Unless you are a pure-bred social shooter, then you are likely to want to shoot as well as you can, or better and knowing where to start can appear to be an impossible job. Hopefully, some of the guidance here and in other articles we'll publish will help focus your efforts.

Don't forget, the clubs coaches (and coaches from elsewhere in the County) and other experienced archers in the blu are there to help and will be delighted to provide help and support.

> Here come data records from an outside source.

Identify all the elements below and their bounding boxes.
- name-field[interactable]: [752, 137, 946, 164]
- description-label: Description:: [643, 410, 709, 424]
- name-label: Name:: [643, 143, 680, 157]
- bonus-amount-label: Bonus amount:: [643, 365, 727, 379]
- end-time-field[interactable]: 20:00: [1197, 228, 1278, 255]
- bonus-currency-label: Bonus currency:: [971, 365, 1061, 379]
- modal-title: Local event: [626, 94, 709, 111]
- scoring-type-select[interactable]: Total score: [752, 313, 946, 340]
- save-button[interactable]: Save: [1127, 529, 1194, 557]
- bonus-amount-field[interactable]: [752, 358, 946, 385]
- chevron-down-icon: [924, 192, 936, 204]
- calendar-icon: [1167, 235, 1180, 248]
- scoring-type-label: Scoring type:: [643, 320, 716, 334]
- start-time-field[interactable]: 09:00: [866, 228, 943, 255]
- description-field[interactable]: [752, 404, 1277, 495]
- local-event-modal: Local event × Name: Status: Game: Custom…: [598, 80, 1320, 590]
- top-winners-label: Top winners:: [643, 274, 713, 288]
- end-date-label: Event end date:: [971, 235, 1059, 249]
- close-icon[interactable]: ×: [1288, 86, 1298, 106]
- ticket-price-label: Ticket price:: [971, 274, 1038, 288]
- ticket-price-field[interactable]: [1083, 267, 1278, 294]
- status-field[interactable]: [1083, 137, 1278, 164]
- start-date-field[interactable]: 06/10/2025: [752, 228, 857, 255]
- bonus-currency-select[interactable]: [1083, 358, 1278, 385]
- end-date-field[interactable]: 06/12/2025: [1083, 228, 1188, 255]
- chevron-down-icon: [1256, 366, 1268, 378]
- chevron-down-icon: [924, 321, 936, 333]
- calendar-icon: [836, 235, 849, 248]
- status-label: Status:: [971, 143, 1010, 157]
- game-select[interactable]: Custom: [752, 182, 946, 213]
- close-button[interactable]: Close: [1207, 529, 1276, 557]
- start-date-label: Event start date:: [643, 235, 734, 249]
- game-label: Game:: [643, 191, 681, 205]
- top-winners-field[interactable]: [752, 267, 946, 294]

Before we start, three pieces of advice:-

  1. Read widely. We'll include a reading list later.
  2. Work on just one thing at a time.
  3. Practice that one thing until it becomes second nature.

 

Biggest bang for the buck

You might ask, "Where should I spend my time to get the biggest 'bang for my buck'?" That is, doing what is likely  to give me the biggest returns in terms of scores for my efforts. A very good question and I'd like to say that there's a quick fix for every archer which will miraculously add 20 points to their Portsmouth scores but of course it's not that simple ;-).

Instead, I would encourage every archer to spend time early on establishing a well thought out shot routine. A good shot routine has two major benefits.

  1. A good shot routine improves the likelihood that you'll execute each shot exactly like every other shot. Archery has been called "The Art of Repetition". To some extent, it doesn't matter what your personal style is (even if it's non-standard or frankly bizarre!) so long as each and every shot is executed the same way as every other shot. The Italian Olympic archer Michele Frangilli is a good example of this. Nicknamed "The Heretic Archer" for his idiosyncratic style, he has non the less shot at the highest level in the sport for a good many years. Of course, just because Michele shoots with an unorthodox style, it isn't an excuse for you to do the same! 'Standard' style has been developed over the years because by it's very nature it's easy (bio-mechanically) to reproduce.
  2. A good shot routine changes your focus from what sports psychologists call being "outcome oriented" to being 'process oriented". Let me explain. By being process oriented an archer concentrates only on the steps involved in shooting and completely disregards the outcome. He/she knows that if they perform the steps as they have practiced them, the outcome (an arrow in the 10-ring) is bound to happen, it can't fail to happen. This can be a powerful technique to quell nerves in a competition situation as the archer simply zero's in on their shot routine safe in the knowledge that their well practiced process will deliver the results they deserve.